What is it that makes PARS unique?
In the beginning, we used to just pick up a car from Point A and deliver it to Point B. We now not only pick up and deliver; there are a host of other things as well. We take a lot of all the in-between reporting out and provide them with a service that’s far more than a pickup and delivery service.
In all of our orders we have special things that are important to that customer. No two customers are the same, so we tailor our service to the customer’s needs. When a customer has a certain project that they need, we work on it with them, we develop a procedure and then we just go on from there.
Our offices know we have a set of parameters that go with every single order. It gets right down to the driver. If there is a windshield that is cracked, let’s get it repaired. We know where they get their windshields repaired; we know where to do the maintenance on the vehicle; if there is an accident we know which company we are dealing with. We are providing the eyes and ears for the customer. If it doesn’t need it, we don’t do it.
How do you select your drivers?
We have quality drivers who are all well screened in advance. We do complete DMV checks on them as well as background checks just to make sure that we are not hiring people that would not show well for both PARS and the customer. We are very concerned about the customer safety: we are delivering a lot of cars to customers’ homes and we just want to make sure we have the right person doing that.
We have very low turnover in our drivers. For the most part, our drivers can work when they want to work. We have almost 400 drivers available to us all of the time. And if we call and they are busy today, that’s fine and we just move on to the next driver. We don’t keep just a certain group of drivers on staff 24 hours a day; we just rely on many drivers in each area.
Where do you think the vehicle relocation business is headed?
More and more companies are dependent on transportation. We have a full arrangement of storage available for our customers. In the past, if the car was not being used it would just be sold and then they would just purchase another one.
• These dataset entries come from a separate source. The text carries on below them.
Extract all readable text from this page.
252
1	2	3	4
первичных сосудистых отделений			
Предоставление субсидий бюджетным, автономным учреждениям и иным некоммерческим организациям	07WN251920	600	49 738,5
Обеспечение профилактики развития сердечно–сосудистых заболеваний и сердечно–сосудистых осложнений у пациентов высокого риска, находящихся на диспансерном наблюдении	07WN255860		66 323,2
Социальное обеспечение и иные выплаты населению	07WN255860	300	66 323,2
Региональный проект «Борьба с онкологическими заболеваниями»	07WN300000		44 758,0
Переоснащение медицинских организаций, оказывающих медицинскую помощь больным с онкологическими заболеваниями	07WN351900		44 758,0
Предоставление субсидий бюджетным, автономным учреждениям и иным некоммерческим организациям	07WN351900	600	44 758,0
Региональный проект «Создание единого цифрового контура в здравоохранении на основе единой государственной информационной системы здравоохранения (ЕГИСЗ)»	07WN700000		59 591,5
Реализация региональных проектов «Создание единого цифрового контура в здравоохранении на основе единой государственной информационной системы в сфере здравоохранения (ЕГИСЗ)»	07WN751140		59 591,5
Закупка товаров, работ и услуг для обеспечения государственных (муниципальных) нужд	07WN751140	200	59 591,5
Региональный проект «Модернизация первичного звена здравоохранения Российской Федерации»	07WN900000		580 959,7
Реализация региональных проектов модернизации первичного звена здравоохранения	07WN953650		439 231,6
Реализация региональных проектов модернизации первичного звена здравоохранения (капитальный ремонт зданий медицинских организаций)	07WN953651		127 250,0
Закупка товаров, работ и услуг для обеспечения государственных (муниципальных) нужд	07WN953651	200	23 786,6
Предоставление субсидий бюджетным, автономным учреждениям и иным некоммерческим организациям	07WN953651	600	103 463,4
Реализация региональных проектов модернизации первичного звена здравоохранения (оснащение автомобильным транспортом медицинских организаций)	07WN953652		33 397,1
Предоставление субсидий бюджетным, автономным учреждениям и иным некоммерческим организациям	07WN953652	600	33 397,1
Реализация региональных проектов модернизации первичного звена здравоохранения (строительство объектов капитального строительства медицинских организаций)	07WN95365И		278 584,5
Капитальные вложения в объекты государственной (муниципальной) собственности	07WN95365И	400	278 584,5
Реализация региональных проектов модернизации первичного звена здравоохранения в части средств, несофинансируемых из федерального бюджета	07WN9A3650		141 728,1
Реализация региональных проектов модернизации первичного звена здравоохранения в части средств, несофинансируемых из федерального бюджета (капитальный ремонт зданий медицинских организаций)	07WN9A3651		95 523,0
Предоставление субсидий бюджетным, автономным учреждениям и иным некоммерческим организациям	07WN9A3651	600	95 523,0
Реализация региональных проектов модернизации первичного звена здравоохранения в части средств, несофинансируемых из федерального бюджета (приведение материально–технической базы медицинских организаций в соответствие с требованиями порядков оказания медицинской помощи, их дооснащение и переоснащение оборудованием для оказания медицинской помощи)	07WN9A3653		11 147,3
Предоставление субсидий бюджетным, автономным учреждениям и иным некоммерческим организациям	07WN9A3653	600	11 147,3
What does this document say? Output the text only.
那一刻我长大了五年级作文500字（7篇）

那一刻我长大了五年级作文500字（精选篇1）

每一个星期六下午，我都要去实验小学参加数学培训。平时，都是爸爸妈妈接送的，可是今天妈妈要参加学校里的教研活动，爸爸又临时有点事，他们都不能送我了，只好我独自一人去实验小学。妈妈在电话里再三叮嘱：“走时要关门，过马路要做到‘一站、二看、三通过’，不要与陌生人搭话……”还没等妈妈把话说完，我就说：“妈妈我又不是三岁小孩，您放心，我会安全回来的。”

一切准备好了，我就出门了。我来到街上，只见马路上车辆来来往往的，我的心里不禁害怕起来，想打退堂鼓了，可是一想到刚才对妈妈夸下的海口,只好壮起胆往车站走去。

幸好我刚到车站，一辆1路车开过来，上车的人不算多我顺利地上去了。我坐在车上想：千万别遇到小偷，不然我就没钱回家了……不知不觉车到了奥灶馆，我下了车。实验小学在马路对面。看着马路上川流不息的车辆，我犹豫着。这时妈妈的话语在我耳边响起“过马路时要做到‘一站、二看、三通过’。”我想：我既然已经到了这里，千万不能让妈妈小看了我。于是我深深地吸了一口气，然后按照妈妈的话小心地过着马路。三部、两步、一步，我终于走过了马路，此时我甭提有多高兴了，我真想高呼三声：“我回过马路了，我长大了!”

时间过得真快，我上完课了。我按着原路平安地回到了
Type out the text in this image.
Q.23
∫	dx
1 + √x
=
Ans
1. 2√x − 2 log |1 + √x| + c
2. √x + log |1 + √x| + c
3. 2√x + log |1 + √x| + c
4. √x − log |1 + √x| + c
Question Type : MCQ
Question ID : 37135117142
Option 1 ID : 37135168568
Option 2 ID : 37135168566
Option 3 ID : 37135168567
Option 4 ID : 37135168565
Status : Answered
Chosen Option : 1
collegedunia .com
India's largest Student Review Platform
Now, fleets are much better at running a cost analysis on the price and longevity of their vehicles.
Down the road I think this is going to be a major global service, with everything done electronically. We will be thinking the same thing that the customer is thinking, so we’ll know in advance that they have a shortage of vehicles on the West Coast or they have a shortage of vehicles on the East Coast. We will have their vehicles in different locations, and we’ll be able to supply those vehicles to them.